Visionary v. Reactionary Movements: Group Zoom 1.22.26
From Reaction to Vision: Where We Place Our Attention Matters
I want to speak for a moment about the nature of movements themselves.
Because historically, many social and humanitarian movements have been reactionary, and rightly so.
They arise in response to injustice, harm, and imbalance.
They say No more.
They draw a line.
They interrupt what cannot continue.
Reactionary movements matter.
They wake us up.
They protect life.
They catalyze change.
And, at the same time, we are now standing at a threshold where reaction alone is no longer enough.
There is a deeper question we are being asked to mature into as a collective:
Not only what are we against, but what are we creating?
Because the laws of physics are very clear:
energy responds to focus.
Like attracts like.
What we consistently give our attention to gains momentum.
When our movements are fueled only by opposition, only by resistance, we can unintentionally keep feeding the very systems we long to dismantle.
Not because our intentions are wrong, but because our attention is powerful.
Being constantly against something keeps us orbiting it.
And right now, there is a deep hunger, not just for outrage or urgency, but for orientation.
For guidance about where to place our hope.
For a felt sense of what we are walking toward.
We can see this hunger in the collective response to movements that feel grounded, intentional, and values-based, movements that don’t just critique the present, but quietly model another way of being human together.
Visionary movements do something different.
They don’t bypass reality, but they refuse to be imprisoned by it.
They understand that we cannot go backward.
There is no return to some imagined past.
What we have is forward.
Visionary movements are inherently creative because they seek to embody the future before it fully exists.
They ask us to practice now what we want normalized later.
They invite us to live the answers, not just demand them.
This is where The Great Mother March stands.
Not as a rejection of all that is broken, but as a declaration of what is possible.
It is seeded in the understanding that the change we desire will not arrive all at once.
It will arrive incrementally.
One person at a time.
One home at a time.
One conversation.
One community.
This is not a weakness.
It is how living systems actually evolve.
The Great Mother March is grounded in a vision of balance, between feminine and masculine energies, between action and listening, between doing and being.
It is rooted in the knowing that our interconnectedness is not an aspiration, it is a fact.

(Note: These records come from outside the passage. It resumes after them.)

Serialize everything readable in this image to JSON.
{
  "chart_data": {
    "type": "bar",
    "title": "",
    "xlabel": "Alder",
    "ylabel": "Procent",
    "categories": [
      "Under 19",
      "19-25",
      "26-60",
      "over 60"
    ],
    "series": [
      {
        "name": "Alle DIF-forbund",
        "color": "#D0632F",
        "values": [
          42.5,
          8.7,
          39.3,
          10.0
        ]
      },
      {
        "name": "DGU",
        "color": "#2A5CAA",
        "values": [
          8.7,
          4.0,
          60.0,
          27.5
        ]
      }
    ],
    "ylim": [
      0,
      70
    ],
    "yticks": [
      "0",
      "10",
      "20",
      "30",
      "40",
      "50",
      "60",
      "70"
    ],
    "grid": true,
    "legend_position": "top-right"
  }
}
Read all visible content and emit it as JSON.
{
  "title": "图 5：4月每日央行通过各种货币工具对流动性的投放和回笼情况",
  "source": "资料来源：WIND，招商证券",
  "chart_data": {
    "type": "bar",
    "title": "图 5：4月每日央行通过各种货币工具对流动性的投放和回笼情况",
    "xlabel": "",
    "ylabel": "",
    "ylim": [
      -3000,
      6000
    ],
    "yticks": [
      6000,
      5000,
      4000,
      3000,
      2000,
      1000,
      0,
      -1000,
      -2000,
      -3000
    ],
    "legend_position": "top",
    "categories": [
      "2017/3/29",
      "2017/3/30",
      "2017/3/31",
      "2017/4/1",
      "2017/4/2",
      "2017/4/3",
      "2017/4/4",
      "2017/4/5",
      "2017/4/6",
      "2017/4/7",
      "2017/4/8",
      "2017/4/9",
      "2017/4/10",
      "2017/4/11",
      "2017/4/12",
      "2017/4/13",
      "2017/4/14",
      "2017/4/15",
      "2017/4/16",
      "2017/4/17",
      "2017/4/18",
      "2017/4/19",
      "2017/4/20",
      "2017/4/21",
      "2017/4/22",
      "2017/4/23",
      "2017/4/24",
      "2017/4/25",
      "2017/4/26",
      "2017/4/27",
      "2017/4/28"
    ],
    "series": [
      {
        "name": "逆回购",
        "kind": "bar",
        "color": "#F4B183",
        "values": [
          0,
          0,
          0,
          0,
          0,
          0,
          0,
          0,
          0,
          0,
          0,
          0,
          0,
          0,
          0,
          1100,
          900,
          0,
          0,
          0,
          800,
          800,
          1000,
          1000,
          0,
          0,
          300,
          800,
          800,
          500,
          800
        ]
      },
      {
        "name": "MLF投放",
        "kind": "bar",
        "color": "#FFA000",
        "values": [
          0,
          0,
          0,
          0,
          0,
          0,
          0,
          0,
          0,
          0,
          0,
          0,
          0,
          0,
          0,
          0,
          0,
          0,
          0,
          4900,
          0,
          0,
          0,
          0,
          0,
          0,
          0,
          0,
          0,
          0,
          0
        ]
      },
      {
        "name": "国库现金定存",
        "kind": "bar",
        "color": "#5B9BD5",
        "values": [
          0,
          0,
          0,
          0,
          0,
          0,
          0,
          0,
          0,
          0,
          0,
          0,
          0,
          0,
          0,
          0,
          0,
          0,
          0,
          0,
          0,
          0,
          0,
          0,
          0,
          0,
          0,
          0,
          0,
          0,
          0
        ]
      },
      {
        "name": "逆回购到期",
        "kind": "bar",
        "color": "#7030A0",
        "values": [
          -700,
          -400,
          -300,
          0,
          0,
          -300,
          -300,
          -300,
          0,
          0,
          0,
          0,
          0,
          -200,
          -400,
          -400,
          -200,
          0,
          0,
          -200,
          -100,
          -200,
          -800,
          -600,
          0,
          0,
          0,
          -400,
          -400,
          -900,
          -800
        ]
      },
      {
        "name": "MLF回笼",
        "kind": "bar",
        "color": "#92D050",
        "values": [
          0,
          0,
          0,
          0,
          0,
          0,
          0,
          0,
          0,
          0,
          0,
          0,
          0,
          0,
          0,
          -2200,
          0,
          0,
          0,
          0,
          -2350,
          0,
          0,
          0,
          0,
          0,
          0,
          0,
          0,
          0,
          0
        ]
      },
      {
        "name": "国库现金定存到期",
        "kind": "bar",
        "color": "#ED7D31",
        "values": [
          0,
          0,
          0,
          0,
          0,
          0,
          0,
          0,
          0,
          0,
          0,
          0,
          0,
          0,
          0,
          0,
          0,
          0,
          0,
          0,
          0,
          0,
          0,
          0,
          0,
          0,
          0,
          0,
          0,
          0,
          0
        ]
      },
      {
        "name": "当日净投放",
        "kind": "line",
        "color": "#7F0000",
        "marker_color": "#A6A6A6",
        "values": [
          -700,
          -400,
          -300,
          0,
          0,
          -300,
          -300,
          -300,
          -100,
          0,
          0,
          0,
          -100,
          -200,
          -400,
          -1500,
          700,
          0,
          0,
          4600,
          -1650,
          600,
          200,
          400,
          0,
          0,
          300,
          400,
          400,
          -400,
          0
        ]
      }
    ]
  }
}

And when that truth becomes the foundation of our social structures, our economies, and our politics, entirely new possibilities emerge.
This march is not claiming to be the destination.
It is declaring a beginning.
A collective agreement to place more of our energy, imagination, and attention on the world we are ready to build, while still meeting the present moment with courage and clarity.
Reaction wakes us up.
Vision shows us where to walk.
The Great Mother March exists to help us remember that we are not only witnesses to history, we are participants in its creation.
~Whitney Freya, and, surely, The Great Mother!